There was some traffic on the street, and at that moment a white van rolled past, obscuring Jonathan, but then it passed and there he stood, smiling at her. Still waving. Renee waited for the light to change, and then she crossed the street.

 

 

Chapter 7

 


Kyle Morgan lived in one of those mammoth gray stone buildings on Central Park West that evoked scenes of women in dresses nipped at the waist and men wearing spats. A timeless building that would outlast us all. I’d been here before—Kyle and Joe had been friends since college—but the gravity of the place still stunned me every time.

The doorman wore a long black coat and gave a slight bow before leading me through a dim marble reception to the old-fashioned elevator with its brass buttons and clanking, accordion-style door. Up, up, up we went, the tinkling sound of music and conversation growing louder as we ascended. At the top the door opened directly onto Kyle’s apartment.

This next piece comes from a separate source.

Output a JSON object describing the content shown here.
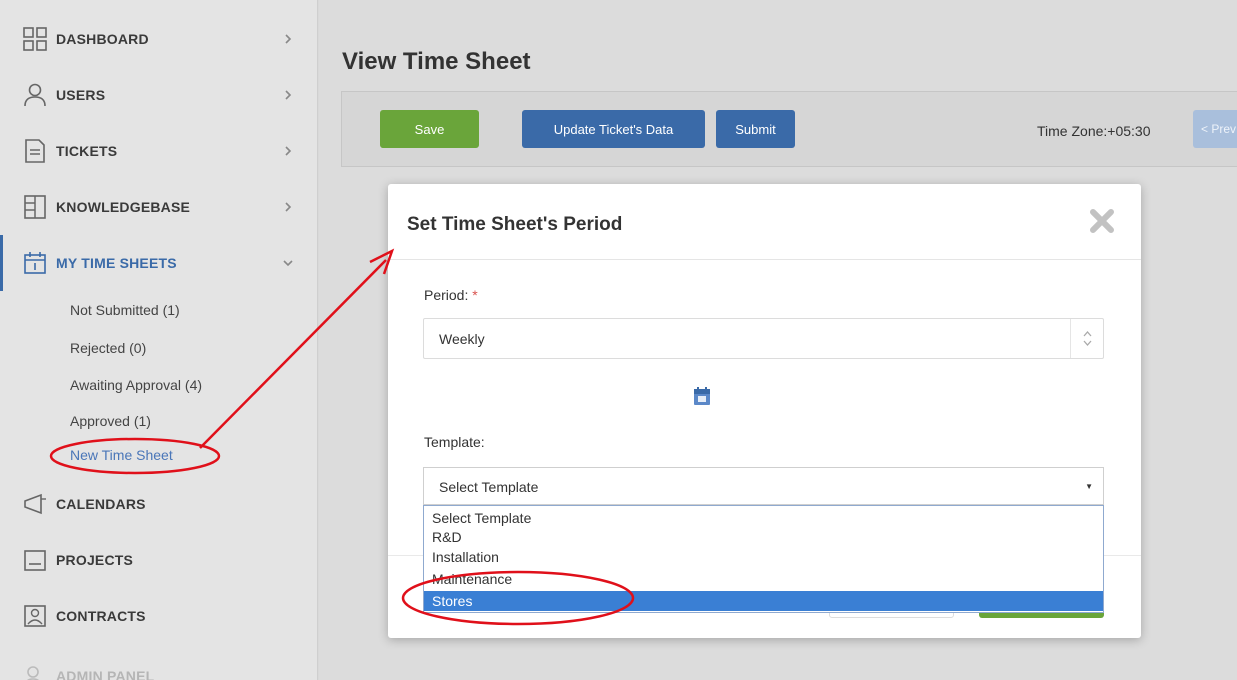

Inside was an expanse of richly polished wood floor and rugs patterned with giant yellow roses and blue, heady hydrangeas. Paintings hung on every wall, each lit by a brass oblong light. A young woman wearing a tuxedo handed me a champagne flute. Waiters circulated with trays of pink and white and green food: mini lobster rolls, salmon sashimi, shrimp on bamboo spears. Somewhere, someone played a piano. I saw no one I knew, just men in suit jackets and jeans, women in tight complicated dresses, all of them buffed and polished to a high shine. Along the far wall stretched a wide bank of windows filled with the greenery of Central Park.

I was nervous. Standing on the edge of Joe’s party, I worried about the poem I had written. Was it too sentimental or not sentimental enough? Too edgy, too sexual? Caroline had clapped her hands at the end, but I didn’t know what Joe would think, or Sandrine.

I scanned the crowd looking for Noni and Renee. And where was Joe? In the week since helping Caroline in Hamden, I’d wondered often about my brother. He hadn’t returned any of my calls or e-mails. I wanted to believe that Renee was overreacting, that Joe was fine, but small incidents kept creeping to mind: Joe late for a lunch, Joe distracted, Joe and Sandrine talking in urgent whispers. His bloodshot eyes, uneasy smile, and always the same explanation: I’m tired, that’s all. Just tired.

Finally I spotted my brother. He stood behind an ornately carved and painted screen pushed close to the wall. The screen created a small shadowed space, inside of which Joe was talking to a woman. I saw them only because of my position beside the elevator; from all other points in the room, the screen would have shielded them from view. I did not appreciate this at the time. Only later.